Bürgerstiftung stellt „Givebox“ auf
Geben macht glücklich

SEndenhorst -

In zahlreichen Großstädten gibt es sie schon – mit großem Erfolg. In der „Givebox“ können Dinge, die nicht mehr gebraucht werden, die aber zum Wegwerfen noch zu schade sind, deponiert werden. Und so anderen Bürgern noch eine Freude machen. Ein simples Prinzip, das einfach und ohne viel Aufwand nachzumachen ist, dachte sich auch die Bürgerstiftung Sendenhorst/Albersloh.

Sonntag, 20.03.2016, 10:03 Uhr

Die Erstausstattung der „Givebox“ haben sie gleich mitgebracht: (v.l.) Ulrich Habla, Anni Koch, Barbara Jeiler, Hubert Böcker, Wolfgang Schmeken und Walter Kofoth.
Die Erstausstattung der „Givebox“ haben sie gleich mitgebracht: (v.l.) Ulrich Habla, Anni Koch, Barbara Jeiler, Hubert Böcker, Wolfgang Schmeken und Walter Kofoth. Foto: Anke Weiland

Gesagt, getan: Nach einigen organisatorischen Vorarbeiten wurde am Donnerstagnachmittag die „Givebox“ der Bürgerstiftung aufgestellt und bereits mit den ersten schönen Kleinigkeiten bestückt. Sie steht auf dem Parkplatz der Fleischerei Koch und ist über die Gasse zwischen den Geschäften Klostermann und NKD , oder auch über die Schulstraße auf dem Parkplatz gegenüber von Haus Siekmann erreichbar.

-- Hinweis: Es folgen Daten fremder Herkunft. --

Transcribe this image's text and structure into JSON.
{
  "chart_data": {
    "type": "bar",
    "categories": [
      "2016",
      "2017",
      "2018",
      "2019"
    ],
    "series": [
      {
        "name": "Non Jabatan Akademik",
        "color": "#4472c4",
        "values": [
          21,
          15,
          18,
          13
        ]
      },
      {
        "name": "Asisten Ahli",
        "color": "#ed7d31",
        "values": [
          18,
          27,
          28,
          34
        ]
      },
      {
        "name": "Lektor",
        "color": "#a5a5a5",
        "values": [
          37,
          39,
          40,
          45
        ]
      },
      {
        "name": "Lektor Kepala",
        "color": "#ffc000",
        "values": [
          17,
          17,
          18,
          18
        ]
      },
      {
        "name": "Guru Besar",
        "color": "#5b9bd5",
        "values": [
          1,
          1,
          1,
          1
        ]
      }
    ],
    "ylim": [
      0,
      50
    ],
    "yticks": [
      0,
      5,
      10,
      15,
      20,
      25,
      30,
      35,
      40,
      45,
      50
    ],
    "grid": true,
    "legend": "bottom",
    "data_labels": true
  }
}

Der Standort ist wohl durchdacht, erzählt Barbara Jeiler über das eigenständige Projekt. „So ist die Box nicht sofort einzusehen, die Privatsphäre bleibt gewahrt.“ Es sei jedoch gar nicht so leicht gewesen, eine geeignete Stelle für die „Givebox“ zu finden, berichtet Jeiler. Anni Koch war jedoch sofort begeistert von der Idee. „Mein Sohn ist da sehr flexibel“, sagt sie. So hatten die Grundstücksbesitzer sofort eingewilligt. „Es dient doch der Allgemeinheit.“

Zwei Mal pro Woche wird die Box von der Bürgerstiftung kontrolliert. „Wir hoffen, dass sie so gut angenommen wird, wie das öffentliche Bücherregal in der Fußgängerzone“, meint Ulrich Habla mit Blick auf das vor über zwei Jahren mit Hilfe der Bürgerstiftung initiierte Projekt. „Das Prinzip ist das gleiche: hineinstellen und herausnehmen. Doch die ‚Givebox‘ soll natürlich keine Ablagestelle für Restmüll sein.“

Man könnte es eine Tauschbörse für kleine Haushaltsgegenstände und Dekoartikel nennen. So haben die Organisatoren der Stiftung auch gleich einige Dinge für die von Walter Kofoth aufgestellte Box mitgebracht. Eine kleine ausrangierte Kaffeemaschine, einige Tassen, Blumenübertöpfe und ein Radiorekorder werden flugs in die Regale eingeräumt und warten nun auf neue, glückliche Besitzer.